One other important finding of this review was the impact of follow-up sessions on the effectiveness of training. All the training courses that included a follow-up session was either successful or partially successful. On the other hand, all courses that were found to be unsuccessful were lacking a follow-up session. Although these findings were not conclusive, they indicate a need for multiple sessions to reinforce concepts and ultimately enhance the effectiveness of training on investigative interviewing. Research has found a significant impact of follow-up training activities such as action plans, performance assessment, peer meetings, supervisory consultations, and technical support on the improvement of job skills (Martin, 2010). Training programs should include follow-up sessions in the form of “feedback, continuing education, refresher courses, and supervision” to maximize the transfer of knowledge and skills in interviewing and “ensure that learning is consolidated and retained” (St.
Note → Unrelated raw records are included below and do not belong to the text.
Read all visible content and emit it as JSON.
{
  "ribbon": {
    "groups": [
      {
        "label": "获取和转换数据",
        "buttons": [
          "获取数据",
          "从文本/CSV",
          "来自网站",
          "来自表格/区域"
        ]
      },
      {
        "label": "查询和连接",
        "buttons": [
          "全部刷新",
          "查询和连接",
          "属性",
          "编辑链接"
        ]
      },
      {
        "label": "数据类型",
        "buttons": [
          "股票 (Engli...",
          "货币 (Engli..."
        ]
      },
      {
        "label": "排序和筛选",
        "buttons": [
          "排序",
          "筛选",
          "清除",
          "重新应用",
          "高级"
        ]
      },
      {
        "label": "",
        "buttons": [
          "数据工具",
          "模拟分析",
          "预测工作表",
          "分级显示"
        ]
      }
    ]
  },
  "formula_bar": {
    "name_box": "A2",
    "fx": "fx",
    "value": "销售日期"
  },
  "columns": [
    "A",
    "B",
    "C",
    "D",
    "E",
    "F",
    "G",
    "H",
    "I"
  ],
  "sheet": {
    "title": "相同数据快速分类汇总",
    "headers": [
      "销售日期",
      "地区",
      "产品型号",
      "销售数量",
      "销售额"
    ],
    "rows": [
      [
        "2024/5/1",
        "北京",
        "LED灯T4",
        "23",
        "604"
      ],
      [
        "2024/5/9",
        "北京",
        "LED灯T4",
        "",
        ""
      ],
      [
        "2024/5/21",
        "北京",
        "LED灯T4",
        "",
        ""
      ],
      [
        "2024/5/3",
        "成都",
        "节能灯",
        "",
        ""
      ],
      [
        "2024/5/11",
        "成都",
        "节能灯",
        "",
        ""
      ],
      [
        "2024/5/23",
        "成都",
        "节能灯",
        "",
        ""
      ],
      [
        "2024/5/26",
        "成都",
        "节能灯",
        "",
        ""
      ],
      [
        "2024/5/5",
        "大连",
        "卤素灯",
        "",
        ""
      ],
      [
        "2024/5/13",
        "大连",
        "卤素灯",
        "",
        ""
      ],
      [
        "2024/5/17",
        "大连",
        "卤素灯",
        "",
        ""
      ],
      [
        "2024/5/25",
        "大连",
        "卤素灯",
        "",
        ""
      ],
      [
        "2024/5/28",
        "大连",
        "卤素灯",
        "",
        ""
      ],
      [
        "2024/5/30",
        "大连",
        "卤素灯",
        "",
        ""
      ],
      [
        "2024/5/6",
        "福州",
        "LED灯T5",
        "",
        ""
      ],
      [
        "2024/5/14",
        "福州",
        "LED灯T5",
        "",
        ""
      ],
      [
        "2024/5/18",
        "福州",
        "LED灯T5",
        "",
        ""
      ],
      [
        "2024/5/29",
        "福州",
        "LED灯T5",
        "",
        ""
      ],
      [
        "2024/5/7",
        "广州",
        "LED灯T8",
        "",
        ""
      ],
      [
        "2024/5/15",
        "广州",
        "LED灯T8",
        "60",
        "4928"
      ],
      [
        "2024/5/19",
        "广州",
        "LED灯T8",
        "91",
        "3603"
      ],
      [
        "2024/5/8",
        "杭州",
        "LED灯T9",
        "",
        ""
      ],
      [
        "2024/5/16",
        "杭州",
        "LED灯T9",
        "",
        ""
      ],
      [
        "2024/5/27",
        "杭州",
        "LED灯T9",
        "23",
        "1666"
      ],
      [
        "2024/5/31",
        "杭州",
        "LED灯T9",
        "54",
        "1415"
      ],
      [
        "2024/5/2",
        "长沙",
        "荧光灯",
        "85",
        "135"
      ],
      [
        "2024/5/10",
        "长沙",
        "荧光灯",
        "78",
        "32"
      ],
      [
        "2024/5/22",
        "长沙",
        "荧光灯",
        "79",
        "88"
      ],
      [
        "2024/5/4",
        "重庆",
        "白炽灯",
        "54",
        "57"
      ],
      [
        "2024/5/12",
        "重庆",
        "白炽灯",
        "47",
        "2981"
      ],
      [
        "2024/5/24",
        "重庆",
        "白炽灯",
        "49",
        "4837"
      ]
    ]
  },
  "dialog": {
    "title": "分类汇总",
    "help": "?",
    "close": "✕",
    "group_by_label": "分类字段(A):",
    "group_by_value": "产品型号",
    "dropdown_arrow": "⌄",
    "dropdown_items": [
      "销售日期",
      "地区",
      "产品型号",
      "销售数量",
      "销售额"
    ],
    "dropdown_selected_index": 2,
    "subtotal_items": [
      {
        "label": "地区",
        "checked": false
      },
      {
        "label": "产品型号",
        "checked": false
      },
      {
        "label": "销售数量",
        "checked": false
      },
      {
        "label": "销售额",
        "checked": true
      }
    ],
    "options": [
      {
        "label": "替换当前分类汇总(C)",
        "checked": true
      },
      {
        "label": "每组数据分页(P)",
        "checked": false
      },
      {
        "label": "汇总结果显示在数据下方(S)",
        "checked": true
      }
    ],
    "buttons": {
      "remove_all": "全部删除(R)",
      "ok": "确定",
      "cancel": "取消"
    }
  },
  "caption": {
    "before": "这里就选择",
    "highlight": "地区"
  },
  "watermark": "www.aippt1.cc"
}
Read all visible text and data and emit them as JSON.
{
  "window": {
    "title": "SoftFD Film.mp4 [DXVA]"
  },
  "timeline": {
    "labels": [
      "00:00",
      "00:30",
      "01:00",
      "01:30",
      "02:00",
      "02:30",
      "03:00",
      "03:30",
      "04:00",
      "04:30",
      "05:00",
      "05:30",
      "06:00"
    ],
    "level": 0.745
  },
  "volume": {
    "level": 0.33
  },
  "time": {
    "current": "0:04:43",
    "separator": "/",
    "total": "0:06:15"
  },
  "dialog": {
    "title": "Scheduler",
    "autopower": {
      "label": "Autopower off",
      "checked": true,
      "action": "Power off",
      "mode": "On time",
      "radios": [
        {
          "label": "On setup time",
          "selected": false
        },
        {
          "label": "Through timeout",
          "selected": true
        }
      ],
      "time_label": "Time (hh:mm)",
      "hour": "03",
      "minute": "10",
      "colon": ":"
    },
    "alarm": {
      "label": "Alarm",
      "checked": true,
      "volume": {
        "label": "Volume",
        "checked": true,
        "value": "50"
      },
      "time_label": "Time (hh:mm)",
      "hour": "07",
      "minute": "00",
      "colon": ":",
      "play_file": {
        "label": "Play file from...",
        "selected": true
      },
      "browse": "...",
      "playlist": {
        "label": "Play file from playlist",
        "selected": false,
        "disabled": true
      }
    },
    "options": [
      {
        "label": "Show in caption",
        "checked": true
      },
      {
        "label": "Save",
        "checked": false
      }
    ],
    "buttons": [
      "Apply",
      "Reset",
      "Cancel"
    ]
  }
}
Yves et al., 2014: 31).
Conclusions
This study summarized the findings of real-life and laboratory research on training effectiveness in investigative interviewing. While keeping in mind the variability in study design and training structure, we can make the following tentative conclusions regarding interview training efficacy. Although studies reached mixed results on training effectiveness across various skills, it appears that basic interviewing skills can be developed up to a certain level through even short evidence-based training courses. Given the importance of effective interviewing within investigations, and recognizing the time and resource constraints present in many real-world contexts, we would encourage the continued use of evidence-based training protocols regardless of their exact structure and content. Conducting an effective interview remains a complex set of skills, which may be difficult to deliver and develop within the context of a single training course/session. In order to see a sustained improvement in the more cognitively demanding aspects of effective interviewing, such as question selection and meaningful rapport-building, multiple training sessions may be required. In addition, some individuals may be inherently better suited to interviewing tasks due to differences in relevant personality characteristics. There is a need for more systematic research on training effectiveness with more uniform and longer-term measures of effectiveness. Very few studies in our sample used a pre–post design with a control group or had multiple follow-up sessions and measures of effectiveness. Although recognizing the difficulty of conducting such research, it is necessary in order to allow for more conclusive statements to be made about how to best improve interviewing performance.
Footnotes
Declaration of conflicting interests
The author(s) declared no potential conflicts of interest with respect to the research, authorship, and/or publication of this article.
Funding
The author(s) received no financial support for the research, authorship, and/or publication of this article.